Perché dovrebbe essere umiliante!?

Perché è sempre a senso unico. E così, ti senti umiliato.

È come leccare il tuo gelato preferito attraverso un vetro.

Lo vedi: cremoso, splendido, promettente felicità.

I tuoi recettori si risvegliano, il cervello invia segnali: “Mmm, delizioso!”

Ma… non c’è sapore.

Non c’è nulla. Solo vetro e saliva sul vetro.

Un’illusione, stirata e patetica.

Vuoi avvicinarti, sfregare il naso contro la pelle morbida del suo collo.

E lo fai.

(Nella tua mente, ovviamente. Dove altrimenti?)

Scopri di aver chiuso gli occhi, e tutto ciò sta accadendo solo lì – nella tua testa.

Tutta la scena – corpo a corpo, respiro sulla pelle, quella risata spensierata di cui ti sei innamorato – è una produzione hollywoodiana completa (o una soap opera), con effetti speciali di mancanza.

Il budget è zero.

La sceneggiatura è dolorosamente solitaria.

Il regista sei tu stesso.

L’operatore è autoinganno.

Si dice che la coscienza non distingua tra immaginazione e realtà.

Forse.

Piuttosto, vivi in una realtà parallela.

Con un appartamento in affitto nell’illusione.

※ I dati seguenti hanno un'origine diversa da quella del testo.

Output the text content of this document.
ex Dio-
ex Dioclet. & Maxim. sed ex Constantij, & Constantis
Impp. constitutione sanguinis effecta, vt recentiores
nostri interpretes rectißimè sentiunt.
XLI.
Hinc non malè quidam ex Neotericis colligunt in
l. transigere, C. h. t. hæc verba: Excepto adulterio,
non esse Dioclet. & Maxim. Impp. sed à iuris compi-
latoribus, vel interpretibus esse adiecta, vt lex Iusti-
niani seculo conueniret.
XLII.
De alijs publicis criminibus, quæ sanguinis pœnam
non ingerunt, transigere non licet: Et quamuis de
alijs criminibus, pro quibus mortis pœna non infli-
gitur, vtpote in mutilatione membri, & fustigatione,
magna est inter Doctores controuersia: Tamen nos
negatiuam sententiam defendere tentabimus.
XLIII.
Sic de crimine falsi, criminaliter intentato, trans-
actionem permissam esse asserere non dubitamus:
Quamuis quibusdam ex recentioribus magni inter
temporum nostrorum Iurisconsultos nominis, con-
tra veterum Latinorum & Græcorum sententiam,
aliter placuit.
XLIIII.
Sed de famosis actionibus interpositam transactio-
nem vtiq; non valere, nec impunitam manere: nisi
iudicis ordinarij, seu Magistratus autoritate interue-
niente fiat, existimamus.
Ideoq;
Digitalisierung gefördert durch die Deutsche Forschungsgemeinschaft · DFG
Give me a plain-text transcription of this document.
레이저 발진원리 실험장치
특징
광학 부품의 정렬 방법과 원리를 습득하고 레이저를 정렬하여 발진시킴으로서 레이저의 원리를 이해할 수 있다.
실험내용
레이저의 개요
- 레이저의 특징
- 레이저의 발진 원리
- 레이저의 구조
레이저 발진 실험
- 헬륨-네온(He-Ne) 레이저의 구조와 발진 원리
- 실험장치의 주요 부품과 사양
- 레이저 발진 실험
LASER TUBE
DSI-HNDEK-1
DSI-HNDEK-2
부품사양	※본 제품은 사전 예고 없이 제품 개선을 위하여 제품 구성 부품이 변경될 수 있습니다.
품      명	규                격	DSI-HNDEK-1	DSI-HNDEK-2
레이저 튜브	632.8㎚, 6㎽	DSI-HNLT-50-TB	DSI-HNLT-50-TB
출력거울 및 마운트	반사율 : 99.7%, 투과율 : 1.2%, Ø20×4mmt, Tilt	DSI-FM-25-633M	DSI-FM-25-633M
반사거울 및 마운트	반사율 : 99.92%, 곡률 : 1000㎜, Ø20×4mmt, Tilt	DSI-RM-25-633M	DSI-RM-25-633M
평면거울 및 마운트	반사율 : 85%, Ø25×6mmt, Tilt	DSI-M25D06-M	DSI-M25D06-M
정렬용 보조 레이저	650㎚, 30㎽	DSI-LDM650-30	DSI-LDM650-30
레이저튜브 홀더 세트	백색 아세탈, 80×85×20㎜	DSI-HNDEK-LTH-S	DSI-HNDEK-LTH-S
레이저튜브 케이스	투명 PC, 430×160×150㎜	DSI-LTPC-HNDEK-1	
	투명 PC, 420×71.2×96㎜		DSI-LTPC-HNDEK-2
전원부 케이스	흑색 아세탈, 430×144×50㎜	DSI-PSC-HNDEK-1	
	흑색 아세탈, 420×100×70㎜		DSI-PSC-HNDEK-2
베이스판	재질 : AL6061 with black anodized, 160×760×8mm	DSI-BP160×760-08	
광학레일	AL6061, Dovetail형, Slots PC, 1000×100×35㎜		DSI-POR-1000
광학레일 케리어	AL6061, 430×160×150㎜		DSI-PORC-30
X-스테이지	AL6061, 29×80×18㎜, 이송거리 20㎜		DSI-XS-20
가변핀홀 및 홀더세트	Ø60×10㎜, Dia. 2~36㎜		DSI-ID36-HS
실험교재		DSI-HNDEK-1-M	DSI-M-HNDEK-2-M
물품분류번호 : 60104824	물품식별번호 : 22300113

Ciò che può mostrarti in quale realtà ti trovi

è una schiena voltata.

Le parole dette per ferirti.

Il silenzio dopo ogni tentativo di dire “Ciao”.

(“Ciao” – una parola così piccola, ma suona come un tentativo di rianimazione su un corpo morto.)

E sì, allora quella voce appare nelle tue orecchie.

Non quella dolce che vorresti sentire.

Ma quella interiore, con la voce di una zia cattiva a un funerale:

– Non ti vuole.

– Non è per te.

– Ne hai avuto abbastanza di illusioni.

Vuoi zittirla, schiaffeggiarla e schiacciarla con la mano, come se stessi uccidendo una mosca sul vetro.

Perché sta rovinando la tua trama.

Sai che dice la verità – ma la affoghi nelle bugie, che forse, dopotutto…

Ma no.

La giovinezza non ti manda messaggi.

La vecchiaia non richiama.

La giovinezza ti passa accanto con le sneakers senza calzini e le risate negli occhi – e nemmeno ti nota.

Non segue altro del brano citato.